Wednesday, September 16, 2009

Data Mining Primitives- Introduction

Data Mining Primitives, Languages and System Architecture

1. Data Mining Primitives: Designed in order to faciliate efficient and fruitful knowledge discovery.

A DMP includes:

a.  Specification of relevant portion of DB
b. The kind of knowledge to be mined
c. Background knowledge useful in guiding the discovery process.
d. Interestingness measure for pattern evaluation.
e. How the discovered knowledge should be visualised

Use of DMQL ( Data Mining Query Language)

It facilitates the DM system communication with other information systems.

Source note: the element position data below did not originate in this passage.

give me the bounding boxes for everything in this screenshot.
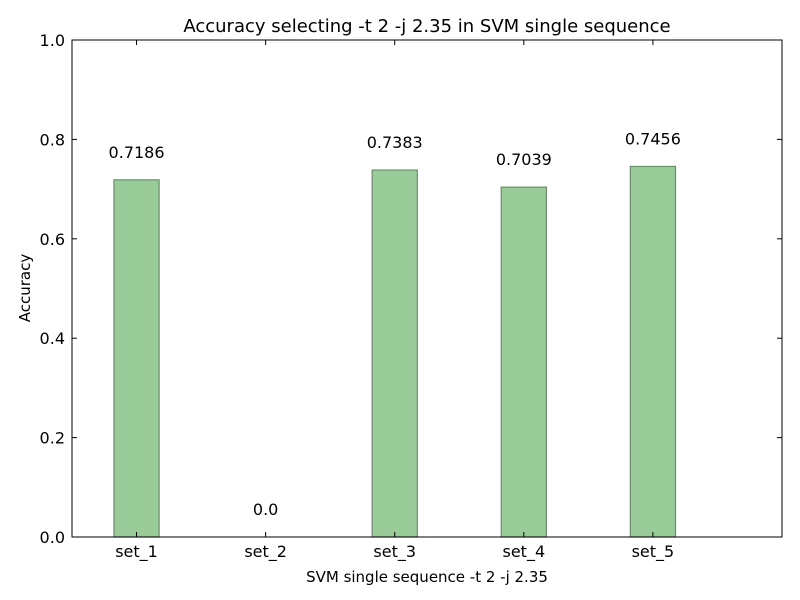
plot-frame	[71, 39, 783, 538]
x-tick-label-set_2: set_2	[244, 542, 287, 562]
value-label-set_2: 0.0	[253, 500, 278, 519]
bar-set_1	[113, 179, 160, 538]
y-tick-label-0.0: 0.0	[40, 528, 65, 547]
bar-set_3	[371, 169, 418, 538]
x-tick-label-set_4: set_4	[502, 542, 545, 562]
y-tick-label-0.8: 0.8	[40, 130, 65, 149]
value-label-set_3: 0.7383	[367, 133, 423, 152]
chart-title: Accuracy selecting -t 2 -j 2.35 in SVM s…	[183, 16, 670, 37]
value-label-set_1: 0.7186	[109, 143, 165, 162]
x-tick-label-set_5: set_5	[632, 542, 675, 562]
value-labels-layer: 0.7186 0.0 0.7383 0.7039 0.7456	[109, 129, 681, 519]
value-label-set_4: 0.7039	[496, 150, 552, 169]
y-tick-label-1.0: 1.0	[40, 31, 65, 50]
bars-layer	[113, 165, 677, 538]
bar-set_5	[629, 165, 677, 538]
y-tick-label-0.4: 0.4	[40, 329, 65, 348]
y-axis-label: Accuracy	[16, 254, 34, 323]
x-tick-label-set_1: set_1	[115, 542, 158, 562]
x-axis-label: SVM single sequence -t 2 -j 2.35	[306, 568, 548, 586]
y-tick-label-0.6: 0.6	[40, 230, 65, 249]
x-tick-label-set_3: set_3	[373, 542, 416, 562]
bar-set_4	[500, 186, 548, 538]
y-axis-ticks: 0.0 0.2 0.4 0.6 0.8 1.0	[40, 31, 782, 547]
value-label-set_5: 0.7456	[625, 129, 681, 148]
x-axis-ticks: set_1 set_2 set_3 set_4 set_5	[115, 40, 674, 562]
y-tick-label-0.2: 0.2	[40, 429, 65, 448]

DM Primitives- What defines a DM Task

A DM query is defined in terms of the following primitives

1. Task Relevant Data: This is DB portion to be investigated

2. Kind of Knowledge to be mined: It means specified data mining function to be performed eg. characterisation, discrimination, association, clustering or evolution analysis

3.  Background Knowledge: It includes knowledge about the domain to be mined. This includes concept hierarchies which allows the data to be mined at different levels of granualities. This also includes evaluation of the patterns according to the degree of expectedness and unexpectedness.

4. Interestingness Measures: These functions are used to separate uninteresting patterns from knowledge. It includes support ( % of tuples) and confidence ( degree).

5. Presentation and Visualisation of Discovered Patterns: This includes rules, tables, charts, groups, decision trees and cubes.